There’s a lack of liquidity because private companies don’t have to give you access to their shares. They’re not traded on an exchange, and there’s no guarantee that you can get it. The companies have what’s called the right of first refusal. Let’s say someone who works at your company wants to sell some shares. As the owner of the company, you have the right of first refusal not to allow that to occur. That said, how do we know what we own? We do a lot of deep research. We call the companies, and they know we are players in the game who have done deals. The point is to help consolidate the balance sheet. So, where someone may have had 30 or 40 individuals on the balance sheet, it’s going to be one individual now.

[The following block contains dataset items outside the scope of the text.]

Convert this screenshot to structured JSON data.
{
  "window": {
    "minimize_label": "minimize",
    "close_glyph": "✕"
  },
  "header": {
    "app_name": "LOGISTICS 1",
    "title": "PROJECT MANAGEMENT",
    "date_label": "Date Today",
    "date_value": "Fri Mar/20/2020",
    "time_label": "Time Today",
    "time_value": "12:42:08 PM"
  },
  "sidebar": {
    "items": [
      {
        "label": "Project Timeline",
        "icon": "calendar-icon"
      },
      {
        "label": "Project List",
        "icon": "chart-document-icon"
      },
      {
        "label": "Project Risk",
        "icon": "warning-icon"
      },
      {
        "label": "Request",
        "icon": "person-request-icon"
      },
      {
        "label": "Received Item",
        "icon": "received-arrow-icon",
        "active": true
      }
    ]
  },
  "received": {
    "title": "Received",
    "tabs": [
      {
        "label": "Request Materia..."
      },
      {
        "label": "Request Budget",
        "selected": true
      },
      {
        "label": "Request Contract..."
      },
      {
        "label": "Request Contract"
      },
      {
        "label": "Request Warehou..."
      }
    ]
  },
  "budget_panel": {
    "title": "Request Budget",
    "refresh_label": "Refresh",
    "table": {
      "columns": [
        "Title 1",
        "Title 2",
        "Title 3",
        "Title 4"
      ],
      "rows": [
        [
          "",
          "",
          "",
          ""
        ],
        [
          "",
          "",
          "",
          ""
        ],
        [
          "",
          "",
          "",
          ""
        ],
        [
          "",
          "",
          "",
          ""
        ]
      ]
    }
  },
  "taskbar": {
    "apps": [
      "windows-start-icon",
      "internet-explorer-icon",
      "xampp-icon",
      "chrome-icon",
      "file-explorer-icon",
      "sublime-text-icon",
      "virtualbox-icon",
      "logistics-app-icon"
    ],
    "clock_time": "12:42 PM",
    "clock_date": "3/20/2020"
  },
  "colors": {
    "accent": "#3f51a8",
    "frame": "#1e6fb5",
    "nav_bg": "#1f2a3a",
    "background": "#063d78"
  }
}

The big partnership is everybody that’s putting their money into SPV with your business. So it is vital to existing on the cp table for a significant amount of money. Then those companies are more interested in talking and giving information that they’re not required to give. 

 

The Importance Of A Cap Table

If you want to sit on a cap table, you are invited when a company has shareholder meetings. Investors through Invest X do not get direct access to the cap table. Invest X does. Then you own a proportional share of that partnership that is set up for that particular investment. It doesn’t mingle. So if you buy into a current offering that Invest X has, that doesn’t mean you get access to Space X, for example. This is important because then you know what you bought and what you own. 

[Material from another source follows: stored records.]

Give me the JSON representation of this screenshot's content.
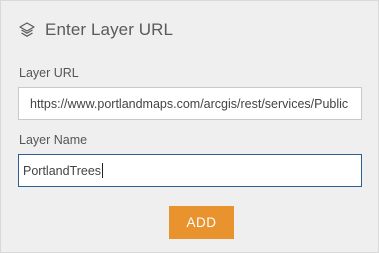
{
  "panel": {
    "title": "Enter Layer URL",
    "icon": "layers-icon"
  },
  "form": {
    "url_label": "Layer URL",
    "url_value": "https://www.portlandmaps.com/arcgis/rest/services/Public",
    "name_label": "Layer Name",
    "name_value": "PortlandTrees"
  },
  "actions": {
    "add_label": "ADD"
  },
  "colors": {
    "accent": "#e9932f",
    "focus_border": "#2d5f93",
    "background": "#efefef"
  }
}
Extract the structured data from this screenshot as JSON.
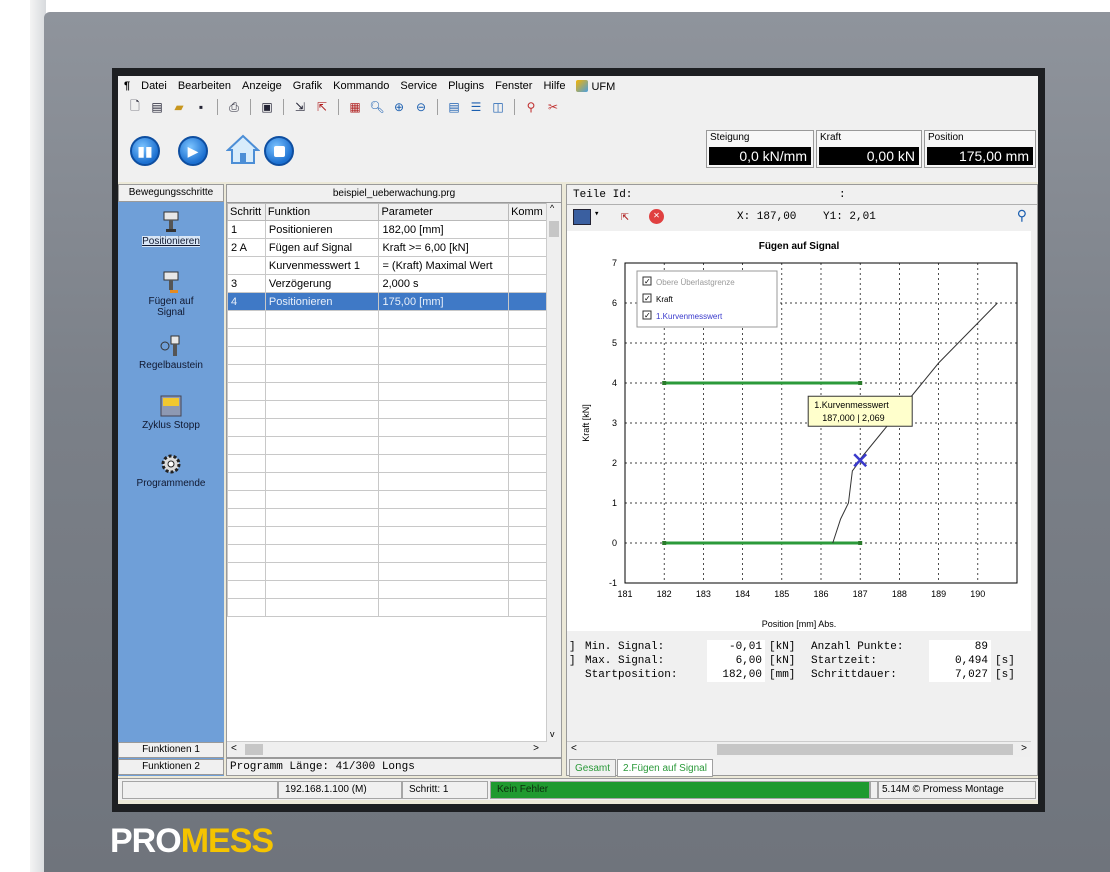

Relationships are very important in this space; knowing who to talk to and how to access these companies is paramount to ensure that you’re getting access to those shares. Anecdotally we’ve seen in the marketplace that there might be an SPV for a popular company that people have access to, and they can’t sell those shares. So what they do is package that SPV into another SPV that only does their own that next SPV. So now you’re paying a layer of fee for the SPV and all that comes with that. This is popular, particularly in SpaceX, because people are clamoring to get access there. Because of that, we are starting to see that people are finding interesting ways to market it. The good news is that InvestX doesn’t buy stuff like that. Invest X vets in making sure they know where they’re going and that they’re part of the cap table so that when a company goes public, it’s one transaction, and they deliver your shares once it’s available.

 

How To Get Access To Deals

When Invest X started bringing out deals, they would bring out two and a half million bucks. The last deal they closed was 42 million-plus. That’s a big difference from two and a half or 3 million from the first deals they made. Now every single one of those deals is a relationship. So there are phone calls that are made, presenting 10 to 12 companies a month. Sometimes it is an industry that is of interest and sometimes the complete opposite. 

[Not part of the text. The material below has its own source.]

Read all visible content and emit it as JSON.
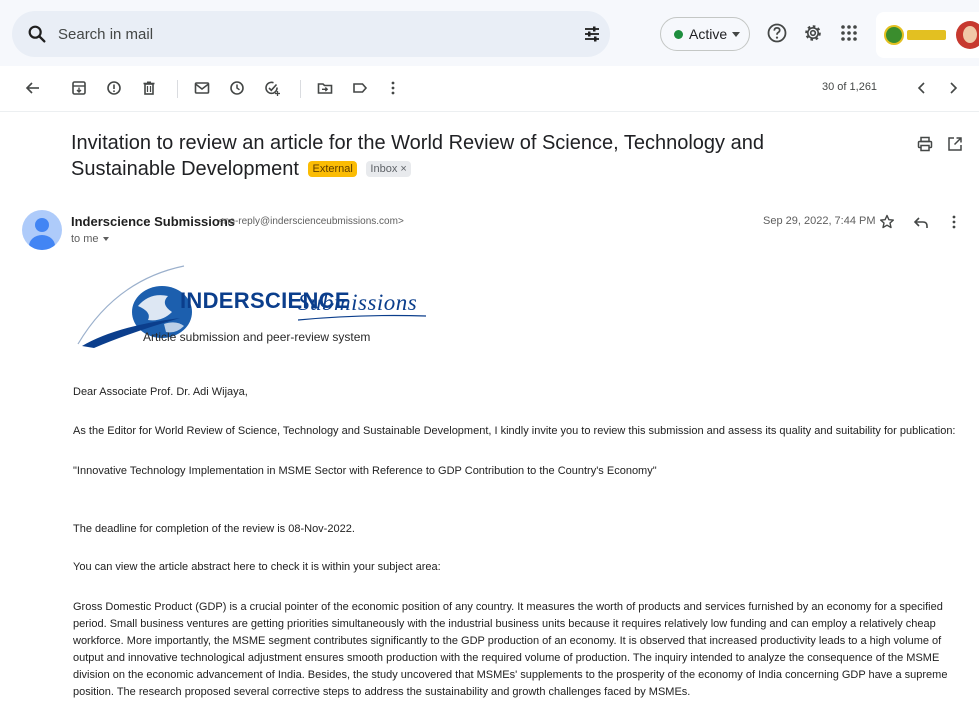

Companies call Invest X, saying they have shared and asking if they want to buy them. It is up to you, the individual investor, to decide if that’s a good deal or not. They give you no information on financials, the current outlook, or on management. The difference is if a company like Invest X sees a company they are interested in, but they won’t give any financial or they won’t give us direct cap table access, then they’re out of the picture. So no is said ten times for every yes, and that’s the marketplace. 

Moreover, billion dollars or greater and revenues increasing at significant multiples is what Invest X is looking for. They’re generally looking for 40% and companies where they think they can get an average annual return of at least 30%. And again, companies that have been around for eight to ten years. They’ve been in the marketplace that is known to exist. Then two other really important ones. They need to get access to the shares and make sure they can get that information to know that they’ll be sitting on the cap table. So if it doesn’t work out that all those things come together, they say they’re going to pass.

With that comes the fact that they can distill down the opportunities and only present the ones that make the most sense. That is why Invest X does a lot of research and puts companies on their list. The goal is to bring out one new company name and deal per month.